A Ufac inaugurou a campanha internacional Banco Vermelho, símbolo de conscientização sobre o feminicídio. A ação integra iniciativas inspiradas na lei n.º 14.942/2024 e contempla a instalação, nos campi da instituição, de três bancos pintados de vermelho, que representa o sangue derramado pelas vítimas. A inauguração ocorreu nesta segunda-feira, 9, no hall da Reitoria.

São dois bancos no campus-sede (um no hall da Reitoria e outro no bloco Jorge Kalume), além de um no campus Floresta, em Cruzeiro do Sul. A reitora Guida Aquino destacou que a instalação dos bancos reforça o papel da universidade na promoção de campanhas e políticas de conscientização sobre a violência contra a mulher. “A violência não se caracteriza apenas em matar, também se caracteriza em gestos, em fala, em atitudes.”

A secretária de Estado da Mulher, Márdhia El-Shawwa, ressaltou a importância de a Ufac incorporar o debate sobre o feminicídio em seus espaços institucionais e defendeu a atuação conjunta entre universidade, governo e sociedade. Segundo ela, a violência contra a mulher não pode ser naturalizada e a conscientização precisa alcançar também a formação de crianças e adolescentes.

A inauguração do Banco Vermelho também ocorre no contexto da aprovação da resolução do Conselho Universitário n.º 266, de 21/01/2026, que institui normas para a efetividade da política de prevenção e combate ao assédio moral, sexual, discriminações e outras violências, principalmente no que se refere a mulheres, população negra, indígena, pessoas com deficiência e LGBTQIAPN+ no âmbito da Ufac em local físico ou virtual relacionado.

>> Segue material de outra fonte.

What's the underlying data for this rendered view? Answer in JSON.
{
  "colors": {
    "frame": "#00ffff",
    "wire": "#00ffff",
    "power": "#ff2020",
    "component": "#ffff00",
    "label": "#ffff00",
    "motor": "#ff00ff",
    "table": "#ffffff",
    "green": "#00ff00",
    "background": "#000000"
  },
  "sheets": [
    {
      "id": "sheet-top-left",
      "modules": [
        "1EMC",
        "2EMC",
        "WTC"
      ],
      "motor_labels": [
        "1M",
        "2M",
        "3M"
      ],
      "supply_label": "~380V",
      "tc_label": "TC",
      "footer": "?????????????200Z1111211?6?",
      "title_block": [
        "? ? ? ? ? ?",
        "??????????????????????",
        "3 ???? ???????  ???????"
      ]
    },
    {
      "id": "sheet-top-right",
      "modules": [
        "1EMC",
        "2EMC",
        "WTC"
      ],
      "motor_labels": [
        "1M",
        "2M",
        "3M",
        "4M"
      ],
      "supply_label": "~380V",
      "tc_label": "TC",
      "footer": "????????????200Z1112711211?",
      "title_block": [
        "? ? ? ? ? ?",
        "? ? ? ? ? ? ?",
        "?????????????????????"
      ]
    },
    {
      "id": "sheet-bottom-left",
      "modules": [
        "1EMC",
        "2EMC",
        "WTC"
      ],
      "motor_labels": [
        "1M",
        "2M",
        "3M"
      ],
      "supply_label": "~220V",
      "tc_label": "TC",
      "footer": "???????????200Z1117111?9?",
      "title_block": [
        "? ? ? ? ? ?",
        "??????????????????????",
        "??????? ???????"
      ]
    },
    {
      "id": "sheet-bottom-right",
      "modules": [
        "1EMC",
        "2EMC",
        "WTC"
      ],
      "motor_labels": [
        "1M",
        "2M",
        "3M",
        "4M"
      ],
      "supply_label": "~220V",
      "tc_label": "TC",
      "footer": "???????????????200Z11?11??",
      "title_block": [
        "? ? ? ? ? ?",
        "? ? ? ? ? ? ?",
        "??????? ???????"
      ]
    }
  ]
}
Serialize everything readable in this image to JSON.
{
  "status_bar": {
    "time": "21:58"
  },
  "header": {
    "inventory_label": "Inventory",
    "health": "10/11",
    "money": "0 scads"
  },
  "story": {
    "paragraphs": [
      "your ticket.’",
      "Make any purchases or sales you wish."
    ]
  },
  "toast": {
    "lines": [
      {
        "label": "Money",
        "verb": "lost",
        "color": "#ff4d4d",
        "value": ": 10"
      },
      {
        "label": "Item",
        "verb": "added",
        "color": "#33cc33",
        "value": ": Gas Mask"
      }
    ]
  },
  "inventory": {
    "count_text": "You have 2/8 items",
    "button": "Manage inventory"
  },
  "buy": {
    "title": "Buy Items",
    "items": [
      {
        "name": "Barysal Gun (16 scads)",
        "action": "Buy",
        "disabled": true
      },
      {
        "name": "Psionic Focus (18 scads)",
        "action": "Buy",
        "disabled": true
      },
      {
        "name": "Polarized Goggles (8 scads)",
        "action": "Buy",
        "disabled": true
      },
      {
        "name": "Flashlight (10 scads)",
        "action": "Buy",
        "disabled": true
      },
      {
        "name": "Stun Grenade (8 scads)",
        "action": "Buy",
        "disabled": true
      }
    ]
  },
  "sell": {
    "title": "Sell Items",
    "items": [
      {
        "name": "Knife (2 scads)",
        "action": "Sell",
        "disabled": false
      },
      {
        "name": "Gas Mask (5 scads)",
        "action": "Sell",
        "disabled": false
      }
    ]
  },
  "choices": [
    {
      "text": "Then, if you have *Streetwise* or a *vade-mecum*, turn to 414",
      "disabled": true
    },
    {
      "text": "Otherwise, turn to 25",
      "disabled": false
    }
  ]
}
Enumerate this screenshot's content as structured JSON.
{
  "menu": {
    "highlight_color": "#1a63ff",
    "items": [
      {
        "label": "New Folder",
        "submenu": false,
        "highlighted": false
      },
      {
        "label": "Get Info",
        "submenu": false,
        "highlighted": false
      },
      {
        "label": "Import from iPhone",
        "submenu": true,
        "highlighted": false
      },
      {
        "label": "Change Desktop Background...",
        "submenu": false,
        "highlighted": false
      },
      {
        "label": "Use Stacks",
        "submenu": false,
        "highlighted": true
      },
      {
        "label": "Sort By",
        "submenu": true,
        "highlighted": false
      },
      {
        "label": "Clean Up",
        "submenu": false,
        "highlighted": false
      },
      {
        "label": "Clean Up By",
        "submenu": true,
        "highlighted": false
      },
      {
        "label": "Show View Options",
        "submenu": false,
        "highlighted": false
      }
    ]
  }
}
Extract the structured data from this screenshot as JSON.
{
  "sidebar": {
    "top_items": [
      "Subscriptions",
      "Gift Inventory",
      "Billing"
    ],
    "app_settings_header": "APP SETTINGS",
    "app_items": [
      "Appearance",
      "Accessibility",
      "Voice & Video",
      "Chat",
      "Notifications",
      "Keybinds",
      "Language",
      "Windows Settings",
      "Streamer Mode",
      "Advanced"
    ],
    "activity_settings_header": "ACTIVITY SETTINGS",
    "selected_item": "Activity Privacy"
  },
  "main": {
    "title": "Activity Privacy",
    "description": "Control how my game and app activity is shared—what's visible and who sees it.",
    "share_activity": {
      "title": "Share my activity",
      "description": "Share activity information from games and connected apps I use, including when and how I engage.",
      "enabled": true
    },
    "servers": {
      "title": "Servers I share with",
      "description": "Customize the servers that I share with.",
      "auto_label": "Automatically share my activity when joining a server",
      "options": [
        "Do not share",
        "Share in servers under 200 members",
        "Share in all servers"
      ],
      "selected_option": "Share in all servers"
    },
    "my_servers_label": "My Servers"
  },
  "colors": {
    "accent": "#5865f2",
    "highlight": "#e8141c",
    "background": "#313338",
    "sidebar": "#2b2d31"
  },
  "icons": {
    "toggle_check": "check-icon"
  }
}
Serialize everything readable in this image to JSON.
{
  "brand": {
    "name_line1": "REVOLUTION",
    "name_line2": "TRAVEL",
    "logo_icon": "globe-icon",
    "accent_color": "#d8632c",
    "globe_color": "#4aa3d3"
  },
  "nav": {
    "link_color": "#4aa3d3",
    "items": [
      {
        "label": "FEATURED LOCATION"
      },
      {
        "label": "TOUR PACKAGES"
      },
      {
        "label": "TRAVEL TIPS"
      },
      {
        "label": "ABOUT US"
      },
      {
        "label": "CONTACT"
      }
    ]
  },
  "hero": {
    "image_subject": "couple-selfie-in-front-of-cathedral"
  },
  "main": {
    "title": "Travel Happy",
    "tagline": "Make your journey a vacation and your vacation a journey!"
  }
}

No campus Floresta, em Cruzeiro do Sul, a inauguração do Banco Vermelho contou com a participação da coordenadora do Centro de Referência Brasileiro da Mulher, Anequele Monteiro.

Participaram da solenidade, no campus-sede, a pró-reitora de Desenvolvimento e Gestão de Pessoas, Filomena Maria Cruz; a pró-reitora de Graduação, Ednaceli Damasceno; a pró-reitora de Pesquisa e Pós-Graduação, Margarida Carvalho; a coordenadora do projeto de extensão Infância Segura, Alcione Groff; o secretário de Estado de Saúde, Pedro Pascoal; a defensora pública e chefe do Núcleo de Promoção da Defesa dos Direitos Humanos da Mulher, Diversidade Sexual e Gênero da DPE-AC, Clara Rúbia Roque; e o chefe do Centro de Apoio Operacional de Proteção à Mulher do MP-AC, Victor Augusto Silva.